Instacart bows to pressure

What is the point of pricing tests if management isn't intending to change prices?

Instacart bows to pressure

The public reaction to the Consumer Reports study on Instacart's pricing strategies has forced the company to "end all item price tests," which is part of their Eversight offering. (See also my previous post about the study.)

Within days of the CR report, Instacart initially disputed some details of the study (link), but eventually announced the end of these AI pricing experiments (link).

These press releases provide a few more insights about what was happening.

Instacart says retailers already charge different prices at different physical stores for the same item. The revised policy does not prohibit online retailers from charging different prices for the same item based on IP addresses (or phone numbers or other ways to geo-locate shoppers). This itself is an intriguing admission. The Internet is supposed to "flatten" the world, bringing everyone closer together but is that more hype than reality? The implication of retailers duplicating brick-and-mortar practices online is an admission that the online presence (which in theory can be launch once for every location) has not altered location-driven economics, if we believe what they're saying.

Retail partners who feature on Instacart can subscribe to a pricing tool called "Eversight." Instacart purchased this capability from a startup called Eversight Labs in 2022.

Eversight marketing materials said the platform is designed for retailers to run "millions of tests" "all the time". Instacart claimed the pricing experiments only "10 of its retail partners" use Eversight, according to CR. Instacart suggested that using Eversight could increase sales by 1-3 percent, and margins by 2-5 percent. Lets think about how that may be possible.


We first entertain a traditional test-and-learn setting, in which the price experiment involves a randomly selected subset of shoppers, and is turned on for a short period of time to collect enough samples for a statistical read of the result.

The objective of the pricing experiment is to determine the "optimal" price for an item, attained by measuring customers' price elasticity. The expected outcome of the experiment is a price adjustment; the revised price is both fixed and universal (for the population specified in the test). If the outcome is a price hike, the test result must have predicted that the loss of sales due to the higher price is more than offset by the additional revenues generated by the price hike from customers undeterred by it.

As discussed in my previous post, the net improvement in revenues has to be quite large to justify trading away the comfort of inertia. For this reason, the outcome is much more likely to be a price increase than a price decrease. This behavior I think is a type of endowment effect of interest to behavioral psychologists.

If the expected outcome is a price increase (or no change), it follows that the set of test price levels looks more like [base, +2%, +3%] than [-2%, base, +2%]. That's why I suggested computing the average displayed price as a way of learning whether the pricing experiment effectively raised prices.

Instacart's primary pushback on the CR study is that Eversight offers "testing," suggesting that these are temporary price changes that disappear after the tests are over.
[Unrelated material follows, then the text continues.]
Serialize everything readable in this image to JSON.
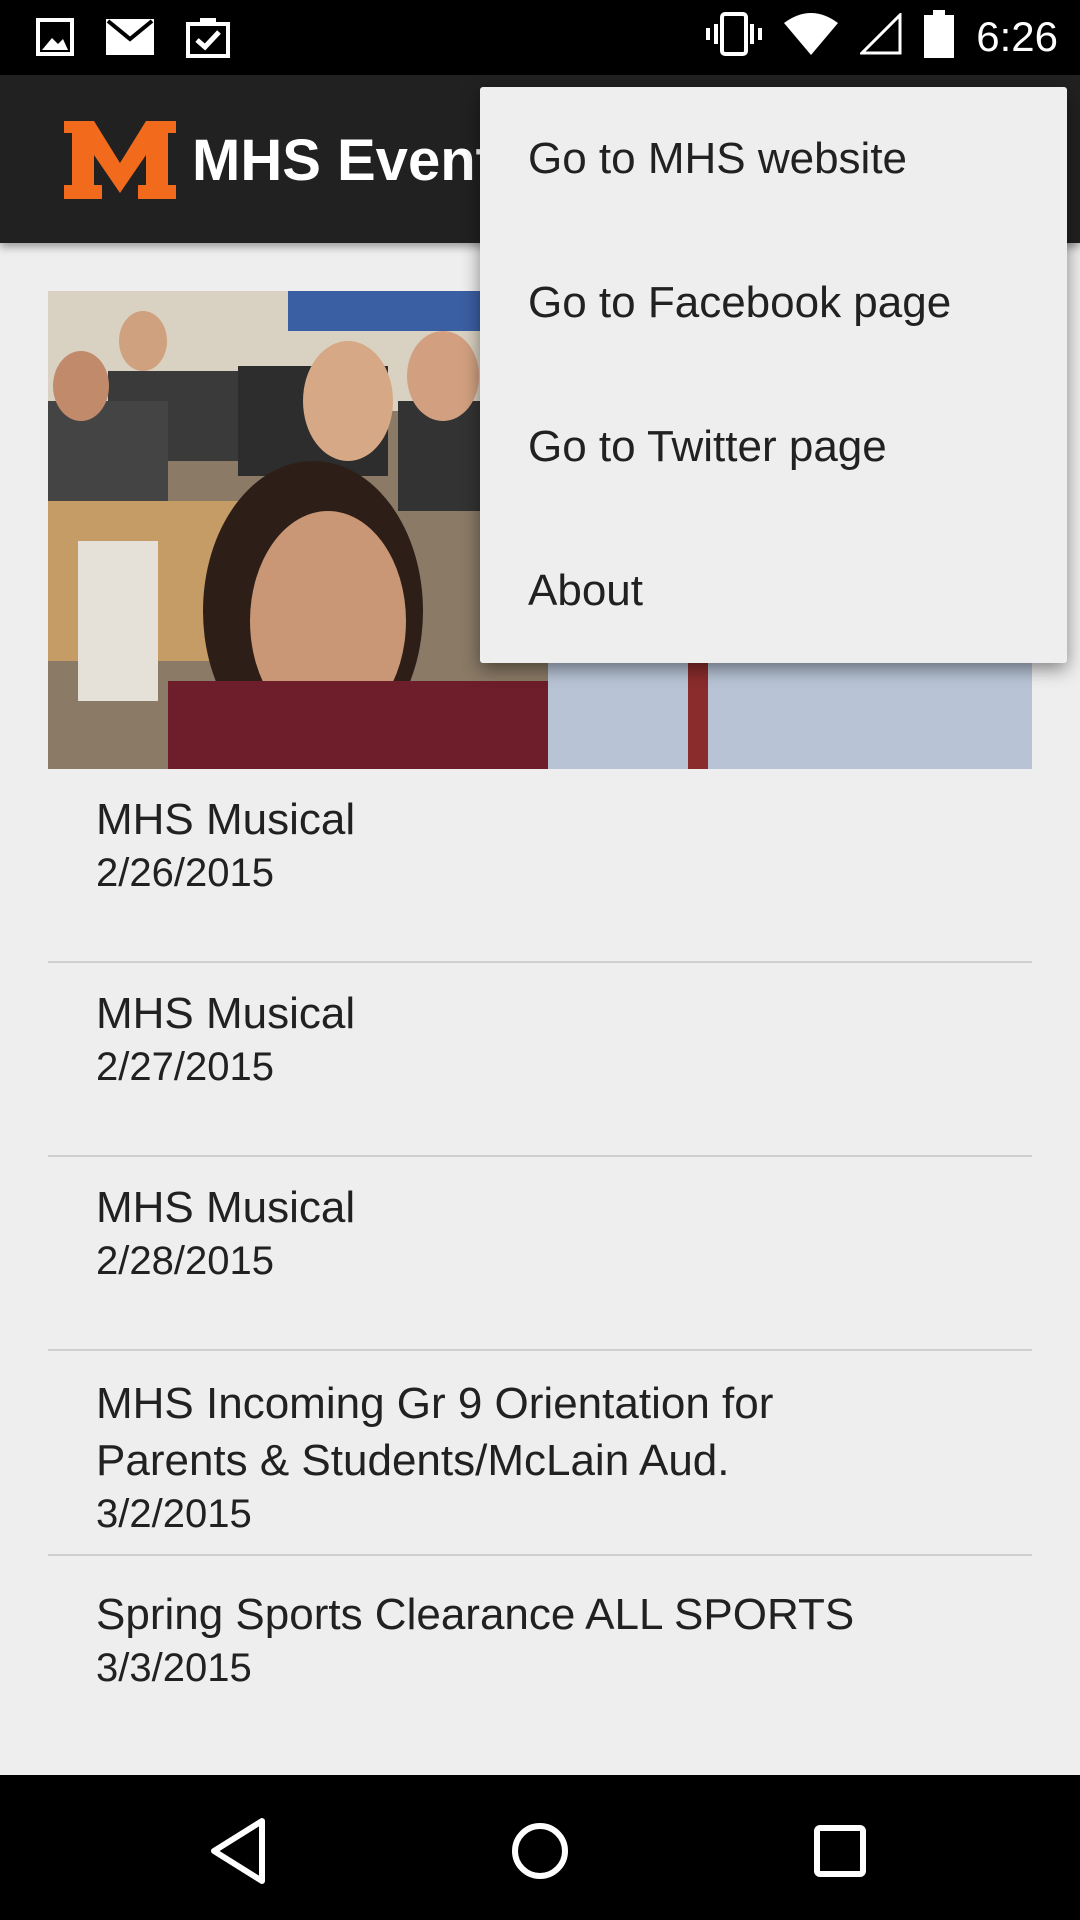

This defence makes no sense for a number of reasons.

If the retailer has no intention of changing prices, why conduct pricing tests?

If indeed list prices remain the same post-test, then the incremental revenues marketed by Eversight would have been achieved during the period of testing. Further, if the price changes were purely randomly applied, as Instacart asserted, then the set of test price levels is likely skewed toward price hikes and not price decreases.

Assuming the retailer found out from the price testing that it makes more money by raising prices by 5%, why would they not roll out the price hike?

Finally, consider the possibility that a retailer is always running price tests. It gives a new meaning to "testing."


Additionally, it is a fallacy to think that if the test price levels are symmetric, e.g. [-2%, base, +2%], then the experiment does not alter the status quo. This is a subtle point.

The no-change scenario only materializes if the tested prices do not affect consumer behavior. For example, test prices of [-1 cent, base, +1 cent] most likely result in all three test subgroups exhibiting the same buying propensity. This is of course a silly test.

A more probable outcome is transactions shift in inversely proportion to the price changes. The +2% subgroup buys fewer units while the -2% subgroup gets more units. The price elasticity may be nonlinear, in which case the total revenues obtained during the test may be higher, or lower, than the pre-test amount.

Running tests "all the time" only makes sense if the vendor is confident that these tests in aggregate improves business outcomes. This setting is incompatible with the idea of an unbiased test with symmetric price levels. If management has such a crystal ball, they should just implement the price changes, without a need to run tests!